Лена подумала и с тяжелым вздохом покачала головой.
— Ну вот, видишь. Люди работают, исполняют свой долг. Для всех нас главная награда — то, что все это работает. То, что мы живем. А благодарность… Да, с этим в наши дни дела обстоят плохо. Только раньше, доченька, было не лучше. Но знаешь… Хоть я не все понимаю в христианском учении и не со всем согласен, но одна мысль мне нравится: добрые дела надо делать ради самих добрых дел. Потому, что так надо. Потому, что иначе нельзя. Не ради, как ты выразилась, уважения. Иисуса Христа, который нес это учение, отовсюду гнали, поносили и в итоге вообще на кресте распяли.

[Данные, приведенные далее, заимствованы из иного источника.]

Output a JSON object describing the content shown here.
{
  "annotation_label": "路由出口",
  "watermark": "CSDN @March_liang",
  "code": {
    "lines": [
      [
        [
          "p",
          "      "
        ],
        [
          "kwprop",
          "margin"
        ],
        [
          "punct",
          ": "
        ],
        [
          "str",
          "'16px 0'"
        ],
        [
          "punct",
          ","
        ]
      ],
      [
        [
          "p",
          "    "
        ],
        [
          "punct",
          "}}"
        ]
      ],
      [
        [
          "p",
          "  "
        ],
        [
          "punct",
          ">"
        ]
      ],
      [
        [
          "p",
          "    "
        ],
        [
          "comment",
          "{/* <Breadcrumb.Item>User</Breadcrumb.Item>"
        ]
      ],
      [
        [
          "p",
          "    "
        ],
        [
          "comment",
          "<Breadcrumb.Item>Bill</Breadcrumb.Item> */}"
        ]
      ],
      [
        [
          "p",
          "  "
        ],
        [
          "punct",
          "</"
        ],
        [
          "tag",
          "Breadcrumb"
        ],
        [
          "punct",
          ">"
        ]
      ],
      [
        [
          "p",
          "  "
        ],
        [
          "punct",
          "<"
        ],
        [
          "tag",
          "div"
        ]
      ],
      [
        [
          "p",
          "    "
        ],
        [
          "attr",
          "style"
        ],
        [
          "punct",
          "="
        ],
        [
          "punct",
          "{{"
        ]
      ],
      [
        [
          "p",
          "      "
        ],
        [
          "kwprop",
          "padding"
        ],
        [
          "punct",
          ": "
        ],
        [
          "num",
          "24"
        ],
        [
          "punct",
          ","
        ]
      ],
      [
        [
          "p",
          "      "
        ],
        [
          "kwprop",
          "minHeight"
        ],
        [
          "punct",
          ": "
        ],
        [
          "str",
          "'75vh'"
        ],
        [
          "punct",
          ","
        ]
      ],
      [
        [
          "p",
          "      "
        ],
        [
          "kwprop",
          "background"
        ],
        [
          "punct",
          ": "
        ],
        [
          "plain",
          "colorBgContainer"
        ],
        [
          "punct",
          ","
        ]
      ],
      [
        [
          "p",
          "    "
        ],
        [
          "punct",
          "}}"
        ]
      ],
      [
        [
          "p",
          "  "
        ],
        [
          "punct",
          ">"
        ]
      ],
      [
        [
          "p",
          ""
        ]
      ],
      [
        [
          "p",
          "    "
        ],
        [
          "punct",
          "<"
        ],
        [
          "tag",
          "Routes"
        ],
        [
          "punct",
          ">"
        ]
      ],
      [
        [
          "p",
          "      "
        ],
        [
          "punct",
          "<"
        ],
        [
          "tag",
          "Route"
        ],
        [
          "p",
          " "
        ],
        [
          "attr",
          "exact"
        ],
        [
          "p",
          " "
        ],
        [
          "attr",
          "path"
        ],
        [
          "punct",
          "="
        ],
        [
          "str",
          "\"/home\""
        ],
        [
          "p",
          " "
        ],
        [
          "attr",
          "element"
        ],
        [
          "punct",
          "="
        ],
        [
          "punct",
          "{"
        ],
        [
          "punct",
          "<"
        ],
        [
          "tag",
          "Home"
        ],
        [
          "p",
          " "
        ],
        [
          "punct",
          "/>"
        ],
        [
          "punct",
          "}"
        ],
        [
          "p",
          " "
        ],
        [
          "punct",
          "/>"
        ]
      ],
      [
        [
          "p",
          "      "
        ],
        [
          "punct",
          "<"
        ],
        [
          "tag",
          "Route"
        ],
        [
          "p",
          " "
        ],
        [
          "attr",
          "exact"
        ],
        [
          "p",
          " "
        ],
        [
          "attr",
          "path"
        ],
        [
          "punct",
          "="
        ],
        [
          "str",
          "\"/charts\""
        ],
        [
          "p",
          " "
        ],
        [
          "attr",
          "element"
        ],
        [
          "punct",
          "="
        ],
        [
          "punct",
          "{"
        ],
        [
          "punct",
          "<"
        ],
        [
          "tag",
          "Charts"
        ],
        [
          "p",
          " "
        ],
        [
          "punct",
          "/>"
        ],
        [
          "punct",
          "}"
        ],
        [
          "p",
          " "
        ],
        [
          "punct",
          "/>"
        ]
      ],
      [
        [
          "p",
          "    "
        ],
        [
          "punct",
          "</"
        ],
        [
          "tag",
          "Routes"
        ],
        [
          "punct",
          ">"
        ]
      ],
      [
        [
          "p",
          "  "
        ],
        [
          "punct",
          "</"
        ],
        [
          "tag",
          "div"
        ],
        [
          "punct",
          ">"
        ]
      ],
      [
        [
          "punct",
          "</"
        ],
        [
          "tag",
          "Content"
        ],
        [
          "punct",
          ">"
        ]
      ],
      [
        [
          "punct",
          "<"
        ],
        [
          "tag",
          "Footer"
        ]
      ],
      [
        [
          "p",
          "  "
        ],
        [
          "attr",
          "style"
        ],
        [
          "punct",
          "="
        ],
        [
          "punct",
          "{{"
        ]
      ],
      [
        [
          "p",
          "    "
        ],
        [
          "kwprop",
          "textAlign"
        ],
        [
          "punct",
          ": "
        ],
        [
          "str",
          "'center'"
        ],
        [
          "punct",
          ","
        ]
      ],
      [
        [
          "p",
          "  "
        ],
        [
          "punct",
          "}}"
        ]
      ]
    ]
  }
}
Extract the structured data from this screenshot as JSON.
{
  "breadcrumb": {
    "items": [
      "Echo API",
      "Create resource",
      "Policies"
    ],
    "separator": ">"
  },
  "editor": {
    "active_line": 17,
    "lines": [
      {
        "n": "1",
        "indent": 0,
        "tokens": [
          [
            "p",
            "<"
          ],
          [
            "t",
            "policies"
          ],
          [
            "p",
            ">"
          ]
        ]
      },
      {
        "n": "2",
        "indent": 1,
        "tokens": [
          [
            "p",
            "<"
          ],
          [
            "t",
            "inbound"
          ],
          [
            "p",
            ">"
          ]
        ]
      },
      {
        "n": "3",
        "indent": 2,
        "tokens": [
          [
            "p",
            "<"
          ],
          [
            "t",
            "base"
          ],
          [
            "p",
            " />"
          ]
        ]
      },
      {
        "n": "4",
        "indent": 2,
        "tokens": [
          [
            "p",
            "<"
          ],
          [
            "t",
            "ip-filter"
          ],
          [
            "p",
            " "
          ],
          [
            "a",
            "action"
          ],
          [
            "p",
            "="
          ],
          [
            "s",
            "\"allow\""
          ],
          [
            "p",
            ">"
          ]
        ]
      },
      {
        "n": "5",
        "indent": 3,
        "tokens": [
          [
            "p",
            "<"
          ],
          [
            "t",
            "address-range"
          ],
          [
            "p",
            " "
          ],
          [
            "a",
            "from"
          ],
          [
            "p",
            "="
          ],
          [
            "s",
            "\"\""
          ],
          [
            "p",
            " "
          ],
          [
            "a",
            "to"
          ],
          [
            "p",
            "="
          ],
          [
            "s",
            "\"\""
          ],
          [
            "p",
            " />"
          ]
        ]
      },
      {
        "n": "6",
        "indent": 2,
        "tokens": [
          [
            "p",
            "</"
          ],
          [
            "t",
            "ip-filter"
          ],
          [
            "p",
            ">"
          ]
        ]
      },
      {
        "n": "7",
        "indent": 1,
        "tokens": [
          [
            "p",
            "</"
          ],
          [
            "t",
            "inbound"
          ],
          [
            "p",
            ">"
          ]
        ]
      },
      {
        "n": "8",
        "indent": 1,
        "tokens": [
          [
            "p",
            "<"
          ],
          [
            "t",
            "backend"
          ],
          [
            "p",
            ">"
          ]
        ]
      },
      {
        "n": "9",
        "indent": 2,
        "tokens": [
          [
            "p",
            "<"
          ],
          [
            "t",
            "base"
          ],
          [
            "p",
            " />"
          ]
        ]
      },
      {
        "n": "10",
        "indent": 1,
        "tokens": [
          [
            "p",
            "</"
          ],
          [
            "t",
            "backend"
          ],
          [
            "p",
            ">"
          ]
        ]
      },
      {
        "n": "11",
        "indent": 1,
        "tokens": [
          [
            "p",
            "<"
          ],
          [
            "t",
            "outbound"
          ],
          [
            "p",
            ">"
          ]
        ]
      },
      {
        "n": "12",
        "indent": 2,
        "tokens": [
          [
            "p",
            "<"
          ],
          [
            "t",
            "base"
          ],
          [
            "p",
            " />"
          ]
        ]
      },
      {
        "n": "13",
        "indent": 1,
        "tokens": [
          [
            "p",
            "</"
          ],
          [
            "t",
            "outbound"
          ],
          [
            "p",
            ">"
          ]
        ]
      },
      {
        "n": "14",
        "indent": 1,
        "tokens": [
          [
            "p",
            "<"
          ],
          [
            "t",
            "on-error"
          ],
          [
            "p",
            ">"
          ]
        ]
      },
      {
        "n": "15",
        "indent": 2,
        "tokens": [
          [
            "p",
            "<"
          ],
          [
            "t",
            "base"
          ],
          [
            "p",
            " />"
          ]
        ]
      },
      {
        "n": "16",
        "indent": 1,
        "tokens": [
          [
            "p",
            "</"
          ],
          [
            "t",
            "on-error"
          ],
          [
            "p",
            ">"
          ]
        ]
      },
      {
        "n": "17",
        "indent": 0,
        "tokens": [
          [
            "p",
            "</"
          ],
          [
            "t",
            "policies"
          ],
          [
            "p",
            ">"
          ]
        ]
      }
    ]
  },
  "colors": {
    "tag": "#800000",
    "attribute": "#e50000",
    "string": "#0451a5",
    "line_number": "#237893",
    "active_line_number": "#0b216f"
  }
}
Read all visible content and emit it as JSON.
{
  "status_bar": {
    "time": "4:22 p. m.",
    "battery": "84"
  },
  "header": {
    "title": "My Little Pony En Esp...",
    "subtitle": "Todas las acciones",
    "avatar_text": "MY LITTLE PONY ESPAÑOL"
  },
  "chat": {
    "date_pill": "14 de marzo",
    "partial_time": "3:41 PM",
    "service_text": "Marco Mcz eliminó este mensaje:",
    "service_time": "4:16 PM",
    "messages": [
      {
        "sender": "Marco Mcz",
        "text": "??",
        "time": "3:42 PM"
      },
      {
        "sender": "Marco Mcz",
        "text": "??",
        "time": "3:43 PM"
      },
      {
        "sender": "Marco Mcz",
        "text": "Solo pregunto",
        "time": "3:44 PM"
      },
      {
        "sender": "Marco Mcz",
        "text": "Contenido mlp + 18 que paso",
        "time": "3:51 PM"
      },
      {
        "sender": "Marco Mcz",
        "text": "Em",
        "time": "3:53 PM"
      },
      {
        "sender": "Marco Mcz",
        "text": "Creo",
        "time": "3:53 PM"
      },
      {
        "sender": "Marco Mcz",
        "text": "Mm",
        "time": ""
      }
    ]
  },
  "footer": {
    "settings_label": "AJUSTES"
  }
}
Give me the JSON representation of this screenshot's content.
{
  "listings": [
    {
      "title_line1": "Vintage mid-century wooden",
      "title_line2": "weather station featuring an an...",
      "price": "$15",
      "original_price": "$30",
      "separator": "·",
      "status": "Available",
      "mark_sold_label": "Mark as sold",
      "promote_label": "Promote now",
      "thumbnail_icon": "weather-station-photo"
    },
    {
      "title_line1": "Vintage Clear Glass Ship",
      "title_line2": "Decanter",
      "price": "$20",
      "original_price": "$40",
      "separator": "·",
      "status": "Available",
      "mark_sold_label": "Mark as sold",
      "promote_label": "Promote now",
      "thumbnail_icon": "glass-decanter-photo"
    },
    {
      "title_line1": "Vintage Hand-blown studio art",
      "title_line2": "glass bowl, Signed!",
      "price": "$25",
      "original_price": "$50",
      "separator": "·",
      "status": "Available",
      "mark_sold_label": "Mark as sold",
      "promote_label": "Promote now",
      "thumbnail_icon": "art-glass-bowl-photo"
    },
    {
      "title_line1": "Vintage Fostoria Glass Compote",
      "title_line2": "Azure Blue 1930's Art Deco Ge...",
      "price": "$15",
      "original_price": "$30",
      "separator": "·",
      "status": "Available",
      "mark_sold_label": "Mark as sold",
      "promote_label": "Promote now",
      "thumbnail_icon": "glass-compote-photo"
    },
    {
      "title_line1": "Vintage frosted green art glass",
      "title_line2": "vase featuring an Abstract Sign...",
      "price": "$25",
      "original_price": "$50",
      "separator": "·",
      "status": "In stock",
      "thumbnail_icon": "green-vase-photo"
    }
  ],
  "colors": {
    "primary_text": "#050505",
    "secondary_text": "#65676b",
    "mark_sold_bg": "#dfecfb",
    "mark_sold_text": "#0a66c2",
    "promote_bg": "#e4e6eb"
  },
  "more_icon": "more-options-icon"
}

— Знаю. Читала, — кивнула Лена. — И очень злилась. Он людям помогал, а его — на крест…
— А злиться не надо. Вот ты пожелала теткам сдохнуть поскорее. Теткам хуже стало от слов твоих? Нет. А ты вся побелела от гнева. Тебе хорошо стало? Нет. Вот и не ори. Ты медсестра. Будущий врач. Клятву Гиппократа давать будешь. Тебе крикнут в лицо: «Не буду режим соблюдать, не хочу!», — и что ты сделаешь? В морду больному дашь?..
— Нет, конечно! — воскликнула девушка. — Как можно! Меня же тогда с позором выгонят!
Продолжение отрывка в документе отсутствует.